“A dehydrated person can’t cry,” Eureka said. “If you want to keep your job, give me a drink.”
She’d made them nervous. As the brunette slowly unscrewed her canteen’s lid, Eureka dipped toward the other, a slender blond girl wearing blue-tinted glasses.
Eureka didn’t know what she was doing. She thought about Delphine and her broken heart. She thought about Diana and the wave that broke her body. She thought about her own agony flowing across every day that followed. She kissed the blond girl’s cheek.
Zzzzt.
Sharp pain filled Eureka’s body as a vision filled her mind: A younger version of the blond girl was being dragged across the threshold of a house by older, laughing Crimson Devils. Before she could say goodbye to her family, the girl was flung into the back of a silver wagon. Eureka heard a door slam and saw darkness and felt sobs.
Back in the tunnel, the blond girl screamed, and Eureka screamed, and it lasted only a moment, but when Eureka’s vision cleared she saw the Devil on the floor, convulsing, dying.
Eureka’s pain subsided slowly, like a temper. She spent an instant admiring Delphine for silently enduring this agony when she’d killed Aida. Eureka was dizzy and wanted to vomit.
The canteen fell to the ground. The brunette Devil glanced between Eureka and her convulsing friend. She took a step backward.
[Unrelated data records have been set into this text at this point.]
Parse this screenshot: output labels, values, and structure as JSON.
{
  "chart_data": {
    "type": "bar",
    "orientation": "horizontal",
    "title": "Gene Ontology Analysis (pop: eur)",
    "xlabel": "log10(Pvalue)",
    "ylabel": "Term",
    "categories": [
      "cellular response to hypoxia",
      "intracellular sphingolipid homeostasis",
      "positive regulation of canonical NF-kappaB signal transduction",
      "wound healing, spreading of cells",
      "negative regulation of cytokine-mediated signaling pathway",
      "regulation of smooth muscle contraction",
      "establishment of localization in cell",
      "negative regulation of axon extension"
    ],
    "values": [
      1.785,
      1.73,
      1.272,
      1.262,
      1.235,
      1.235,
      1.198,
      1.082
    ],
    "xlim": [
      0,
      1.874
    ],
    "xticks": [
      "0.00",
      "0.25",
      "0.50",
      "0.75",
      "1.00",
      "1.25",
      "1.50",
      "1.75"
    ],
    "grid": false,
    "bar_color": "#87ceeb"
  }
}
“You’re next,” Eureka said.
She paused, fearing the pain killing the second guard would cause.
Thwack.
Stars exploded before Eureka’s eyes as an orichalcum club hit the back of her shoulders. Eureka spun around, her lips homing in on her attacker. She shoved another Devil aside—and froze.
It was happening again. Her hands barely touched the girl—she was only trying to move the Devil out of her way—but the pain came, and then another vision. A wall of fire. A baby screaming on the other side of it. Then Eureka was in the mind of the Crimson Devil as a young girl, the moment she gave up on saving her baby sister, the moment she turned away and ran from the blaze into the night.
The girl in her hands dropped to the ground. Eureka’s hands groped for another. It didn’t need to be a kiss. When she was enraged, all of her skin could kill. She was her own lightning cloak.
The club struck her spine. She howled and grabbed behind her, finding flesh. New pain. New visions. A boy and a girl kissing, hotly, madly, breathing fast. Eureka didn’t recognize either of them, but she felt the pain of heartbreak and betrayal on behalf of the girl in her grip. She heard the club hit the ground, and then felt the girl slide, lifeless, from her hands.
Her arms flailed again, this time grabbing two Devils at once. Her vision hadn’t cleared enough for her to see them, but Eureka could feel them writhing and, more keenly, she could feel the wild telescoping of their deepest agonies:
Fat. Dull. Worthless. A mother’s voice branded one girl’s heart.
And then a different mother, lying dead in a cold room, tiny embers of a fire remaining in the hearth. Blood all over the sheets. All over the Crimson Devil sobbing at the woman’s side.
Eureka reached for more flesh, more pain. A bottomless hunger for agony grew inside her. Her vision cleared. She was grasping at air, alone in the coral tunnel. Crimson dresses fanned around her feet. Had she killed them all so quickly? One, two, three, four, five—
“Don’t move,” a voice behind her called.
Eureka turned and something blade-sharp bit her gut.
Wetness. Heat spooling through the fingers clutching her stomach. Everything red. An orichalcum arrow lodged in her flesh. She grimaced and yanked it out. Green vapors swirled from her open wound. The glowing arrow was artemisia-tipped.